Many institutions have Linnaean material available online. Here are some useful links:
Carl Linnaeus's printed books
The Linnean Society of London has digitised 197 titles from Linnaeus's personal library, through the generous support of the Andrew W. Mellon Foundation, which are freely available online. They include books that Linnaeus used as reference material; all theses of his students that he supervised; and Linnaeus' personal copies of his own works, spanning from 1735 to 1776, many of them interleaved and copiously annotated in his own hand.
The Hunt Institute also provides access to two Linnaeus-related databases: "Index to Binomials Cited in the First Edition of Linnaeus' Species Plantarum" and "Index to Scientific Names of Organisms Cited in the Linnaean Dissertations".
Uppsala University Library has the Hammarby Collection, consisting of works that belonged to Linnaeus's own library. These books, mainly about medicine, were part of the collections that were sold by Linnaeus's widow to The Linnean Society of London, but they were later returned to Sweden at the end of the 19th century on the grounds that they did not fit in subject-wise.
Digitised Linnaean titles can also be found in the Staatsbibliothek's database of 18th-century printed books of German-speaking countries, VD18.
Carl Linnaeus's correspondence
The Linnaean Correspondence Project publishes the complete text of the letters sent and received by Carl Linnaeus, together with summaries in English. Facsimiles of the original manuscripts and of selected printed editions are provided.The texts, summaries and facsimiles are linked to a master database of the correspondence and to files providing biographical and bibliographical information on the correspondents and their works. The texts and the summaries are searchable, as is the database.

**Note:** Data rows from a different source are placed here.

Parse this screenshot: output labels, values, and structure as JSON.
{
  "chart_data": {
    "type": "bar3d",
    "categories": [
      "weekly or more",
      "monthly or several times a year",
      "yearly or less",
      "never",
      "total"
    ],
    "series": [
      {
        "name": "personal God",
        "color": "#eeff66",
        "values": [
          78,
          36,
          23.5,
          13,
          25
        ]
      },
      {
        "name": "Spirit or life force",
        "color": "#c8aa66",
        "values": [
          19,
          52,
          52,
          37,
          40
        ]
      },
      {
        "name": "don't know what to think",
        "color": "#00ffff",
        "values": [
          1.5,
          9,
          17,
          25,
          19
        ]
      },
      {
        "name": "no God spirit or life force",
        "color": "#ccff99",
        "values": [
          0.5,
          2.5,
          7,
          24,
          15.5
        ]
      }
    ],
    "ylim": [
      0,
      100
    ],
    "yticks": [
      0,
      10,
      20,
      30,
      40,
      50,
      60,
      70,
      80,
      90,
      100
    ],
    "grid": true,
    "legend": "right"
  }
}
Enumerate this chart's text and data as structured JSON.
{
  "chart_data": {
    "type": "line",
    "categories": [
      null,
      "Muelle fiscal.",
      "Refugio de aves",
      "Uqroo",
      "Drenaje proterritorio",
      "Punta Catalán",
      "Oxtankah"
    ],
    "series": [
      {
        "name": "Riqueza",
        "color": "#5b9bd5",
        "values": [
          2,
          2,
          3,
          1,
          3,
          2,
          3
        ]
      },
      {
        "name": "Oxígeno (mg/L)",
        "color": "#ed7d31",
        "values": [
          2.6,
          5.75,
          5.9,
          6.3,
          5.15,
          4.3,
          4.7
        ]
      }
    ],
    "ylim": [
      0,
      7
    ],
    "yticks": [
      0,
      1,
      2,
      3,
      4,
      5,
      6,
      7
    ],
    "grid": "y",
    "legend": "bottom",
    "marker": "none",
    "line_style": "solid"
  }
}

The Linnean Society of London's Linnaean Correspondence Collection can also be searched online.
Carl Linnaeus's manuscripts
The Linnean Society has catalogued and digitised its Linnaean Manuscripts Collection, which is closely related to the Linnaean Collection of botanical and zoological specimens. The manuscripts are the basis for Linnaeus's published works and the foundation of modern taxonomy. They can be searched by author, title, or date.
Carl Linnaeus's specimens
The Swedish Museum of Natural History holds Linnaean specimens, including herbarium sheets, as well as zoological specimens.